The Golden State experienced the weakest growth in solar capacity in six years during the third quarter of 2018. The Solar Foundation points to trouble getting community solar projects off the ground and uncertainty over rate structures. But solar deployment also slowed at least in part because utilities face less pressure after brisk progress hitting California's clean energy goals in recent years.

In Massachusetts, a delayed release of the state's new solar incentive program curbed new deployments, according to the Solar Foundation.

Still, 29 states added solar power workers in 2018. Florida led the job growers with 1,769 new positions to overtake Massachusetts as the nation's second biggest solar employer.

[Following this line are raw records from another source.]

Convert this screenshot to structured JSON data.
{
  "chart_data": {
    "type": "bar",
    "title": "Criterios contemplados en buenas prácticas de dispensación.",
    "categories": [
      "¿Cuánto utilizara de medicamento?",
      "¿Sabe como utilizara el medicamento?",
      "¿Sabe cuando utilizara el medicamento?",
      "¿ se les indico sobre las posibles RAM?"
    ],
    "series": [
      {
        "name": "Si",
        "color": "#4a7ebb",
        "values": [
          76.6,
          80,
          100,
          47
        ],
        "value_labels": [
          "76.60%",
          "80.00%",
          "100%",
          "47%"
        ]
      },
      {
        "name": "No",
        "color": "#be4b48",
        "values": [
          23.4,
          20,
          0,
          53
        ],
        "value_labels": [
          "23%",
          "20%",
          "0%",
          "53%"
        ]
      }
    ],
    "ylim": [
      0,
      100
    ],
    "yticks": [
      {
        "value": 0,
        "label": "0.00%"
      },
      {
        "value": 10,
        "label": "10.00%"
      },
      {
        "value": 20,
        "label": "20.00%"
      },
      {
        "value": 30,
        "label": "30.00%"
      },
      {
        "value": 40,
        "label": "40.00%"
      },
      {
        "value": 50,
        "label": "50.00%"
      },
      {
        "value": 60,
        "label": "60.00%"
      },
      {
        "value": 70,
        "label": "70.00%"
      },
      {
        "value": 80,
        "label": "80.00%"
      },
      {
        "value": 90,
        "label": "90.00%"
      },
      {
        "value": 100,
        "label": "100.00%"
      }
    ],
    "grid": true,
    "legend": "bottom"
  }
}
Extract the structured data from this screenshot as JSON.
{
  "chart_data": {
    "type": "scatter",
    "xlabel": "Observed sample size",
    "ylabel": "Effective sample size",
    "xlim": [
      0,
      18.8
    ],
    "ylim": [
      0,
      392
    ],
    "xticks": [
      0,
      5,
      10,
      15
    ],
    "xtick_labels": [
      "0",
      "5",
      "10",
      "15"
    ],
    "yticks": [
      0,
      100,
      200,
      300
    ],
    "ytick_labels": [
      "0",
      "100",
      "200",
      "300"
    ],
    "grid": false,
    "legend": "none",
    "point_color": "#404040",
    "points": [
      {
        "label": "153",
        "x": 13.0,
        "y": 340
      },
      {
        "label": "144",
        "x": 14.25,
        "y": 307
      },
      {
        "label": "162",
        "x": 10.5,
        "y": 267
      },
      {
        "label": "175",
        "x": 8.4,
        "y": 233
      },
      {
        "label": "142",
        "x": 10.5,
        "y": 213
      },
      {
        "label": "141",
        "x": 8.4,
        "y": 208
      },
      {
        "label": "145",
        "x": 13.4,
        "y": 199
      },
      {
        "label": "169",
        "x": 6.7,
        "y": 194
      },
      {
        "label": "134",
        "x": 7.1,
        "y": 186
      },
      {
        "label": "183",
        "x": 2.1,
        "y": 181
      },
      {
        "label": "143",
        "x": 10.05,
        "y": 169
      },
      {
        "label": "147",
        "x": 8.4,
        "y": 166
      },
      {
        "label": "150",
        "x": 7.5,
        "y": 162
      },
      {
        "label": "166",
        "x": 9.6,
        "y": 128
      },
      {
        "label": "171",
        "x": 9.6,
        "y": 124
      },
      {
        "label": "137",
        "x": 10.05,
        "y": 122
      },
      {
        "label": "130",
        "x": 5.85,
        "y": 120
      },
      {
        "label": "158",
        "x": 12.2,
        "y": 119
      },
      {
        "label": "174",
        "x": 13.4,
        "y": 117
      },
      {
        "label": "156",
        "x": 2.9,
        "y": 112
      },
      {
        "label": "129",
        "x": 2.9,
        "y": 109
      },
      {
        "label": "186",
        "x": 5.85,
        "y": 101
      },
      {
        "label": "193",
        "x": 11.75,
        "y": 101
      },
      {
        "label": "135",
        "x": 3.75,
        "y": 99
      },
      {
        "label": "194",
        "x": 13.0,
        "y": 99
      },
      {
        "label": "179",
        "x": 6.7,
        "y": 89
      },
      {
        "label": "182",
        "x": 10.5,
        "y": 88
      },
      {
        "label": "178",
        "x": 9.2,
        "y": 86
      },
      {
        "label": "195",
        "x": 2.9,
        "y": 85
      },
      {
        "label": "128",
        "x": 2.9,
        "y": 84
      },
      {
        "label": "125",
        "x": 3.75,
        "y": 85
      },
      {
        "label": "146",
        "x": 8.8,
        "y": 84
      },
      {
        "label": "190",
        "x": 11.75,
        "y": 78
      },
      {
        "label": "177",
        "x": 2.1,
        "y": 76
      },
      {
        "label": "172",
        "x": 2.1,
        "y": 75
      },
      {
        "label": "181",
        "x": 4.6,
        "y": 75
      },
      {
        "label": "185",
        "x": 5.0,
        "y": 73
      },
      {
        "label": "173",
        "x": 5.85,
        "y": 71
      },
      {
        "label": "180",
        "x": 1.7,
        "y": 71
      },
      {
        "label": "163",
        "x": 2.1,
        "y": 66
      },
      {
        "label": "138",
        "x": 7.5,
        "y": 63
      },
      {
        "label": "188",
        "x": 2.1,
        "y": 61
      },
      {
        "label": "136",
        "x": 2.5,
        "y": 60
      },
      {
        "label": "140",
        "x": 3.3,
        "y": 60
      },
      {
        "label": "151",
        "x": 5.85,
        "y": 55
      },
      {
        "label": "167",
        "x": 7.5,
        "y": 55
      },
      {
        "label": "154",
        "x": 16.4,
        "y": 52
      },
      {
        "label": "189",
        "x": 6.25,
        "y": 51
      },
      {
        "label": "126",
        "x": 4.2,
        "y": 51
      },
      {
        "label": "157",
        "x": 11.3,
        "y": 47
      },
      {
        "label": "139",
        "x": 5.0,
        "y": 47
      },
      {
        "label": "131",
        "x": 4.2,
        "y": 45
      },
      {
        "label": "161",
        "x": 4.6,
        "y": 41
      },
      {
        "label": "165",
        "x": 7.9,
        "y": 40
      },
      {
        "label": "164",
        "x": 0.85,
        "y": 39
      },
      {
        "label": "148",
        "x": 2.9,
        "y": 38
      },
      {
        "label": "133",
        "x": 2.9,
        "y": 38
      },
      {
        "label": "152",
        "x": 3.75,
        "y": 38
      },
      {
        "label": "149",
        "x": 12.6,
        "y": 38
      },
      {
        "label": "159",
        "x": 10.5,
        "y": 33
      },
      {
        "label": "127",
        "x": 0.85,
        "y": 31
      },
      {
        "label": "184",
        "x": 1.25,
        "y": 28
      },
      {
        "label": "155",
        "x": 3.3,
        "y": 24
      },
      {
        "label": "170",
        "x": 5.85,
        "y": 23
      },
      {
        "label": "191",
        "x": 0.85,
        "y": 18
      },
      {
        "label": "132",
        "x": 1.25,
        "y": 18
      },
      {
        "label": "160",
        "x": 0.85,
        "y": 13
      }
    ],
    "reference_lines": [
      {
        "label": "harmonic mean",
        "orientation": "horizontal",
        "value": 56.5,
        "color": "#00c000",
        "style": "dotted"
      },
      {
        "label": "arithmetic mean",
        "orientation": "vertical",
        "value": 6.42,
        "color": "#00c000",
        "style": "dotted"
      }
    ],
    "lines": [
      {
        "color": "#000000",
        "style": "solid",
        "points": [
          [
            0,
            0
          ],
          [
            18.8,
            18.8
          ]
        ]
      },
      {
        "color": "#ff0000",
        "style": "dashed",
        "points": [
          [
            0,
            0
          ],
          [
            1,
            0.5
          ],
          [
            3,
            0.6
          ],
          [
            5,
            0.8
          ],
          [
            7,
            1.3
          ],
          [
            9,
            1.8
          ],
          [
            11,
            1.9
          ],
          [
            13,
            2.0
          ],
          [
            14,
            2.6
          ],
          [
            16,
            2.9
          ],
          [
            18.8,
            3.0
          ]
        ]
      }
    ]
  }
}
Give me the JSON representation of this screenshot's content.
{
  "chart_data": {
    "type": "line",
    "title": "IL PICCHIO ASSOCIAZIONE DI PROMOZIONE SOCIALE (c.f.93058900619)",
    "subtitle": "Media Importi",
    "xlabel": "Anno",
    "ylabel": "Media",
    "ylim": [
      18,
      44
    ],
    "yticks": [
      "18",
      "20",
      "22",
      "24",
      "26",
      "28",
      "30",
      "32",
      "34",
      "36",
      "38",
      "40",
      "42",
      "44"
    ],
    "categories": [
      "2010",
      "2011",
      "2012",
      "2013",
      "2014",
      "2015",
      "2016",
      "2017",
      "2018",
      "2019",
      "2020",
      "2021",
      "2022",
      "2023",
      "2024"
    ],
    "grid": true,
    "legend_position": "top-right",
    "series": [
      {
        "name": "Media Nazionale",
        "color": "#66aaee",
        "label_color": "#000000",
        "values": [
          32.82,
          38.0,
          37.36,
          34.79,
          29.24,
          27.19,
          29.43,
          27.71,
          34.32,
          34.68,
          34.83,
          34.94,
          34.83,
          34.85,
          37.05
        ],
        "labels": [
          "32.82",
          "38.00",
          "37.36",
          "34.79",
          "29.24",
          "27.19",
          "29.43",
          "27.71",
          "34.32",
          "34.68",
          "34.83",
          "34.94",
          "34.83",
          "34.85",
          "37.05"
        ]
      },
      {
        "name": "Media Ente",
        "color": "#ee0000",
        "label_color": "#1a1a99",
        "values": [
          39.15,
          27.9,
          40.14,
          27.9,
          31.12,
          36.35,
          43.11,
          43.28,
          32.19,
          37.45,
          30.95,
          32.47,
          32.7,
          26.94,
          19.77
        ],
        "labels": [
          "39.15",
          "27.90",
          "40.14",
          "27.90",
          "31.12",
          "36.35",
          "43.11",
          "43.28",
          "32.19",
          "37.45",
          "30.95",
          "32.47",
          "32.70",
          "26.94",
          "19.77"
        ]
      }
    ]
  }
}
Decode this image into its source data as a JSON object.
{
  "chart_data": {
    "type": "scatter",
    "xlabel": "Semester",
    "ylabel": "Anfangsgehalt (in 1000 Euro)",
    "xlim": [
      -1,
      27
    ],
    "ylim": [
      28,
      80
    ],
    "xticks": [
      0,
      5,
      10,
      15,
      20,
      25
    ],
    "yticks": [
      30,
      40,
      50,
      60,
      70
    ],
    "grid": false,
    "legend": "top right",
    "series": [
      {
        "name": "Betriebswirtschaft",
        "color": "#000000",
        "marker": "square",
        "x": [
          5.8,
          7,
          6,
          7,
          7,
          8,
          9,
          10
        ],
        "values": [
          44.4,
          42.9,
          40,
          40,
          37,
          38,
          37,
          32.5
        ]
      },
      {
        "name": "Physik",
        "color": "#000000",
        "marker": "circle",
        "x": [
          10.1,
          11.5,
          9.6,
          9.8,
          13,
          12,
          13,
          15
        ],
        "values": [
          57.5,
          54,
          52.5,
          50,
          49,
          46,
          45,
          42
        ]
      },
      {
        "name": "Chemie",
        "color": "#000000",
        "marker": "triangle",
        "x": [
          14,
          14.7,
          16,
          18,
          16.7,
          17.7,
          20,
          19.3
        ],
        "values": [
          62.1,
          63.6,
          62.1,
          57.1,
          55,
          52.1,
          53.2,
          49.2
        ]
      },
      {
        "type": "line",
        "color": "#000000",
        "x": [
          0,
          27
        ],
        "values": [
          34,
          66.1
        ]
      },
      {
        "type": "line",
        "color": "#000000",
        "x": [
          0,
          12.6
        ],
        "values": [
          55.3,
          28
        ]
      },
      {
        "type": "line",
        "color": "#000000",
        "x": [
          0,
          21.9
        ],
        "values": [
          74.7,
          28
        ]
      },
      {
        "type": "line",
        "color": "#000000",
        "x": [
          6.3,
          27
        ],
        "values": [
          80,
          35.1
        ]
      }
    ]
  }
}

This year, the Solar Foundation forecasts hiring will pick up again, rising by about 7 percent to 259,000 jobs, based on responses to the 2018 census. New utility-scale projects are expected to drive the growth, with solar farm construction anticipated in California, Texas, Florida and South Atlantic states.

However, the Solar Foundation warns its forecast could be undercut by economic conditions, barriers to capital and changes in policy. The 2018 census also finds companies in the solar industry are having a harder time hiring as the U.S. labor market tightens.

The census was conducted by BW Research Partnership, a research consulting firm. BW's results come from a survey of 3,493 solar power companies, out of a universe of 13,945 employers, conducted in September and October 2018.